# Pole Saw handle attachment idea...



## familytreeman (Jan 27, 2014)

Here is the pole accessory I mentioned recently, _please let us know what you think_. Any added input will be greatly appreciated. We have approached Jameson with this project and we need Arborist input if this is a valid tool that can be used in the field.
*We are not trying to change the way you do or do not use a pole tool aloft or from the ground. We also understand this tool will not be used in all scenarios. There is a possible scenario presented here.*

This tool helps make certain pole saw motions much more powerful and easier. Any motion where you would have a hand at the base of the pole now has added control, and the tool cannot slip out of your grip in either direction.


----------



## 2treeornot2tree (Jan 28, 2014)

I really don't see how you would get any more power from holding that handle vs just holding the pole. Another problem is that the handle is bigger then the pole and will get caught on all kinds of stuff.

Most times when I use a pole saw in the tree I don't have the room to keep flipping the pole upside down to store the saw. Plus that would be time consuming. 

Sent from my SCH-I605 using Tapatalk


----------



## familytreeman (Jan 28, 2014)

Only possible in a large wide open canopy as far as room goes... 

Could it help to move the unit way out a long limb walk, without having to advance the pole?

The power difference is only comparable to a motion where you would have a hand at the butt end of a pole when sawing, pulling or pushing.

It keeps the hand from sliding up the pole, or pole coming out of hand. This is where you have some additional forces helping you out, I just said power its difficult to describe.

I realize it only has some practical scenarios , alike much of our gear...


----------



## 2treeornot2tree (Jan 28, 2014)

It is very rare that I am holding the very end of the pole cutting. It's a good idea but not very practical in my opinion

Sent from my SCH-I605 using Tapatalk


----------



## familytreeman (Jan 28, 2014)

I greatly appreciate your input...

What about a wide open tree, where perhaps there is no smaller foliage to advance the tool and you want to take it with out a long limb walk?


----------



## Philbert (Jan 28, 2014)

On ice axes, used in mountaineering, sometimes a lanyard is attached to a ring which slides up and down the length of the handle, with a stop at the end to keep the ring from sliding completely off. 

Something like this might be used as a way to tie off a pole saw in a tree. 

Or some type of attachment point could be incorporated into the head, allowing quick clipping in/out with a caribiner and lanyard?

The 'D' handle might be an advantage in some situations, but I also question the convenience of turning the pole saw over several times while in the tree.

Philbert


----------



## familytreeman (Jan 28, 2014)

Yes , I understand the inverting aspect is an issue...

However at the same time it eliminates pole saw injury from improper or inadequate storage.

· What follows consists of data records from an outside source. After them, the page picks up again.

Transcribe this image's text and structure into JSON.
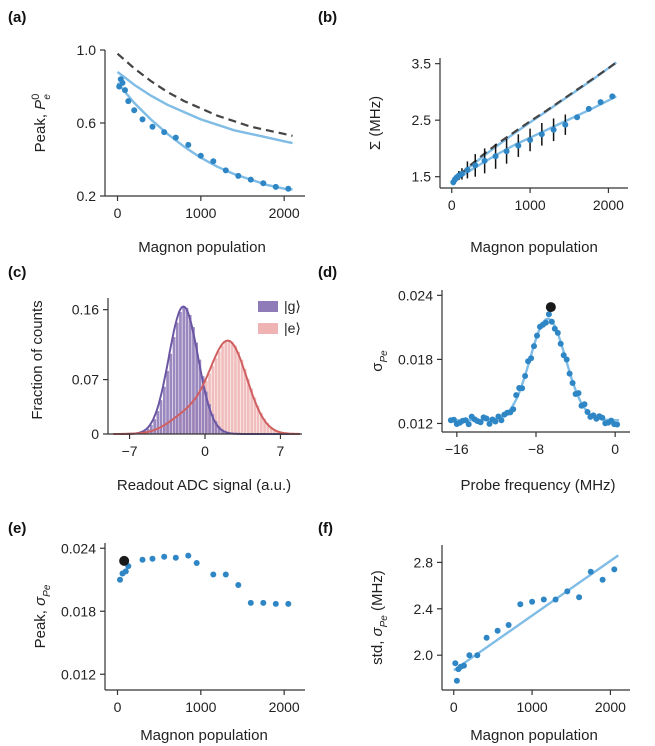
{
  "colors": {
    "dot": "#2f86c5",
    "fit": "#7fbce6",
    "dashed": "#444444",
    "g_fill": "#8f7bb8",
    "g_line": "#6a56a3",
    "e_fill": "#efb3b3",
    "e_line": "#cf5f60",
    "highlight": "#1a1a1a"
  },
  "chart_data": [
    {
      "panel": "(a)",
      "type": "scatter",
      "xlabel": "Magnon population",
      "ylabel_main": "Peak,",
      "ylabel_sym": "P",
      "ylabel_sup": "0",
      "ylabel_sub": "e",
      "xlim": [
        -150,
        2250
      ],
      "ylim": [
        0.2,
        1.0
      ],
      "xticks": [
        "0",
        "1000",
        "2000"
      ],
      "xtick_values": [
        0,
        1000,
        2000
      ],
      "yticks": [
        "0.2",
        "0.6",
        "1.0"
      ],
      "ytick_values": [
        0.2,
        0.6,
        1.0
      ],
      "series": [
        {
          "kind": "points",
          "x": [
            20,
            40,
            60,
            90,
            130,
            200,
            300,
            420,
            560,
            700,
            850,
            1000,
            1150,
            1300,
            1450,
            1600,
            1750,
            1900,
            2050
          ],
          "y": [
            0.8,
            0.84,
            0.82,
            0.78,
            0.72,
            0.67,
            0.62,
            0.58,
            0.55,
            0.52,
            0.48,
            0.42,
            0.39,
            0.34,
            0.31,
            0.29,
            0.27,
            0.25,
            0.24
          ]
        },
        {
          "kind": "fit",
          "x": [
            0,
            200,
            400,
            600,
            800,
            1000,
            1200,
            1400,
            1600,
            1800,
            2000,
            2100
          ],
          "y": [
            0.82,
            0.71,
            0.62,
            0.54,
            0.47,
            0.41,
            0.36,
            0.32,
            0.29,
            0.26,
            0.24,
            0.235
          ]
        },
        {
          "kind": "fit",
          "x": [
            0,
            200,
            400,
            600,
            800,
            1000,
            1200,
            1400,
            1600,
            1800,
            2000,
            2100
          ],
          "y": [
            0.88,
            0.81,
            0.75,
            0.7,
            0.66,
            0.62,
            0.59,
            0.56,
            0.54,
            0.52,
            0.5,
            0.49
          ]
        },
        {
          "kind": "dashed",
          "x": [
            0,
            200,
            400,
            600,
            800,
            1000,
            1200,
            1400,
            1600,
            1800,
            2000,
            2100
          ],
          "y": [
            0.98,
            0.9,
            0.83,
            0.77,
            0.72,
            0.68,
            0.64,
            0.61,
            0.58,
            0.56,
            0.54,
            0.53
          ]
        }
      ]
    },
    {
      "panel": "(b)",
      "type": "scatter",
      "xlabel": "Magnon population",
      "ylabel_main": "Σ (MHz)",
      "xlim": [
        -150,
        2250
      ],
      "ylim": [
        1.3,
        3.6
      ],
      "xticks": [
        "0",
        "1000",
        "2000"
      ],
      "xtick_values": [
        0,
        1000,
        2000
      ],
      "yticks": [
        "1.5",
        "2.5",
        "3.5"
      ],
      "ytick_values": [
        1.5,
        2.5,
        3.5
      ],
      "series": [
        {
          "kind": "points_err",
          "x": [
            20,
            40,
            60,
            90,
            130,
            200,
            300,
            420,
            560,
            700,
            850,
            1000,
            1150,
            1300,
            1450,
            1600,
            1750,
            1900,
            2050
          ],
          "y": [
            1.4,
            1.45,
            1.48,
            1.52,
            1.55,
            1.62,
            1.7,
            1.78,
            1.86,
            1.95,
            2.05,
            2.15,
            2.25,
            2.33,
            2.42,
            2.55,
            2.7,
            2.82,
            2.92
          ],
          "err": [
            0.05,
            0.05,
            0.06,
            0.08,
            0.1,
            0.15,
            0.2,
            0.22,
            0.22,
            0.22,
            0.2,
            0.2,
            0.2,
            0.2,
            0.18,
            0.0,
            0.0,
            0.0,
            0.0
          ]
        },
        {
          "kind": "fit",
          "x": [
            0,
            200,
            400,
            600,
            800,
            1000,
            1200,
            1400,
            1600,
            1800,
            2000,
            2100
          ],
          "y": [
            1.38,
            1.58,
            1.75,
            1.91,
            2.06,
            2.19,
            2.32,
            2.45,
            2.58,
            2.71,
            2.85,
            2.92
          ]
        },
        {
          "kind": "fit",
          "x": [
            0,
            200,
            400,
            600,
            800,
            1000,
            1200,
            1400,
            1600,
            1800,
            2000,
            2100
          ],
          "y": [
            1.38,
            1.64,
            1.86,
            2.07,
            2.27,
            2.46,
            2.65,
            2.84,
            3.03,
            3.22,
            3.42,
            3.52
          ]
        },
        {
          "kind": "dashed",
          "x": [
            0,
            200,
            400,
            600,
            800,
            1000,
            1200,
            1400,
            1600,
            1800,
            2000,
            2100
          ],
          "y": [
            1.38,
            1.66,
            1.89,
            2.1,
            2.29,
            2.48,
            2.66,
            2.85,
            3.04,
            3.23,
            3.42,
            3.52
          ]
        }
      ]
    },
    {
      "panel": "(c)",
      "type": "bar",
      "xlabel": "Readout ADC signal (a.u.)",
      "ylabel_main": "Fraction of counts",
      "xlim": [
        -9,
        9
      ],
      "ylim": [
        0,
        0.175
      ],
      "xticks": [
        "−7",
        "0",
        "7"
      ],
      "xtick_values": [
        -7,
        0,
        7
      ],
      "yticks": [
        "0",
        "0.07",
        "0.16"
      ],
      "ytick_values": [
        0,
        0.07,
        0.16
      ],
      "legend": [
        "|g⟩",
        "|e⟩"
      ],
      "g_mean": -2.0,
      "g_sigma": 1.35,
      "g_peak": 0.164,
      "e_mean": 2.2,
      "e_sigma": 1.7,
      "e_peak": 0.117,
      "e_shoulder": 0.025
    },
    {
      "panel": "(d)",
      "type": "scatter",
      "xlabel": "Probe frequency (MHz)",
      "ylabel_main": "σ",
      "ylabel_sub": "Pe",
      "xlim": [
        -17.5,
        1.5
      ],
      "ylim": [
        0.0112,
        0.0245
      ],
      "xticks": [
        "−16",
        "−8",
        "0"
      ],
      "xtick_values": [
        -16,
        -8,
        0
      ],
      "yticks": [
        "0.012",
        "0.018",
        "0.024"
      ],
      "ytick_values": [
        0.012,
        0.018,
        0.024
      ],
      "peak_center": -6.8,
      "peak_width": 1.8,
      "baseline": 0.0123,
      "amplitude": 0.0095,
      "highlight": {
        "x": -6.5,
        "y": 0.0229
      }
    },
    {
      "panel": "(e)",
      "type": "scatter",
      "xlabel": "Magnon population",
      "ylabel_main": "Peak,",
      "ylabel_sym": "σ",
      "ylabel_sub": "Pe",
      "xlim": [
        -150,
        2250
      ],
      "ylim": [
        0.0105,
        0.0245
      ],
      "xticks": [
        "0",
        "1000",
        "2000"
      ],
      "xtick_values": [
        0,
        1000,
        2000
      ],
      "yticks": [
        "0.012",
        "0.018",
        "0.024"
      ],
      "ytick_values": [
        0.012,
        0.018,
        0.024
      ],
      "series": [
        {
          "kind": "points",
          "x": [
            30,
            60,
            100,
            130,
            300,
            420,
            560,
            700,
            850,
            950,
            1150,
            1300,
            1450,
            1600,
            1750,
            1900,
            2050
          ],
          "y": [
            0.021,
            0.0216,
            0.0218,
            0.0223,
            0.0229,
            0.023,
            0.0232,
            0.0231,
            0.0233,
            0.0226,
            0.0215,
            0.0215,
            0.0205,
            0.0188,
            0.0188,
            0.0187,
            0.0187
          ]
        }
      ],
      "highlight": {
        "x": 80,
        "y": 0.0228
      }
    },
    {
      "panel": "(f)",
      "type": "scatter",
      "xlabel": "Magnon population",
      "ylabel_main": "std,",
      "ylabel_sym": "σ",
      "ylabel_sub": "Pe",
      "ylabel_unit": " (MHz)",
      "xlim": [
        -150,
        2250
      ],
      "ylim": [
        1.7,
        2.95
      ],
      "xticks": [
        "0",
        "1000",
        "2000"
      ],
      "xtick_values": [
        0,
        1000,
        2000
      ],
      "yticks": [
        "2.0",
        "2.4",
        "2.8"
      ],
      "ytick_values": [
        2.0,
        2.4,
        2.8
      ],
      "series": [
        {
          "kind": "points",
          "x": [
            20,
            40,
            60,
            90,
            130,
            200,
            300,
            420,
            560,
            700,
            850,
            1000,
            1150,
            1300,
            1450,
            1600,
            1750,
            1900,
            2050
          ],
          "y": [
            1.93,
            1.78,
            1.88,
            1.9,
            1.91,
            2.0,
            2.0,
            2.15,
            2.21,
            2.26,
            2.44,
            2.46,
            2.48,
            2.48,
            2.55,
            2.5,
            2.72,
            2.65,
            2.74
          ]
        },
        {
          "kind": "fit",
          "x": [
            0,
            2100
          ],
          "y": [
            1.87,
            2.86
          ]
        }
      ]
    }
  ],
  "panels": {
    "a": {
      "label": "(a)",
      "xlabel": "Magnon population"
    },
    "b": {
      "label": "(b)",
      "xlabel": "Magnon population"
    },
    "c": {
      "label": "(c)",
      "xlabel": "Readout ADC signal (a.u.)",
      "ylabel": "Fraction of counts",
      "legend_g": "|g⟩",
      "legend_e": "|e⟩"
    },
    "d": {
      "label": "(d)",
      "xlabel": "Probe frequency (MHz)"
    },
    "e": {
      "label": "(e)",
      "xlabel": "Magnon population"
    },
    "f": {
      "label": "(f)",
      "xlabel": "Magnon population"
    }
  }
}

It really only is practical in a large wide open canopy, or from the ground when hand is used at base of pole.


----------



## 2treeornot2tree (Jan 28, 2014)

I would be curious to see some statistics on actually how many people get hurt while aloft with a pole saw and how badly

Sent from my SCH-I605 using Tapatalk


----------



## familytreeman (Jan 28, 2014)

I have a thread on that topic...http://www.arboristsite.com/community/threads/pole-saw-injuries.250091/

it seems quite a few people have been injured this way


----------



## 2treeornot2tree (Jan 28, 2014)

Seems like a few cases from a Internet forum. 

Good luck with your invention, buy I won't quite your daytime job yet. 

Sent from my SCH-I605 using Tapatalk


----------



## familytreeman (Jan 28, 2014)

No sir  Not giving up our tree service I've been building up for the last 15+ yrs ,, the tools I design are initially to benefit myself and crews. I'm pursuing a career in tool development alongside my main focus as an Arborist. 

We have to remember our industries injuries and deaths have not gone down. With how much stress there is on safety why do we not have a decline in accidents? With these being repeat mistakes , there must be room for improvement or tool advancement somewhere...


----------



## 2treeornot2tree (Jan 28, 2014)

Our industry is the same as the commercial fishing industry. All kinds of safety's in place but no matter what it's still dangerous and people are gonna get hurt or worse. 

Have you made a prototype of your handle yet? if so, how much do you use it when using your pole saw?

Sent from my SCH-I605 using Tapatalk


----------



## familytreeman (Jan 28, 2014)

I have a prototype and have efficiently used it in the few scenarios it was designed for...

-*In a large open canopy with lots of open space* it was great to have the pole saw come with on its own, blade safely out of harms way and have it ready to use when needed. 

-*From the ground in trees where not all the work needs to be climbed to reach*. Using a short pole saw length 3-8' ( the handle and blade each add on to this length, so the 3' would be almost 5' and so on...) when working on small trees with low limb structure you can reach easily from the ground, but out of reach for hand saw use, for example Crab Apple or similar.


----------



## juttree (Mar 8, 2014)

What about some type of slide handle that can quickly move from one end to the other so you wouldn't have to hang it upside down. How you would get around each section would be the real challenge with that though. Good luck with your idea


----------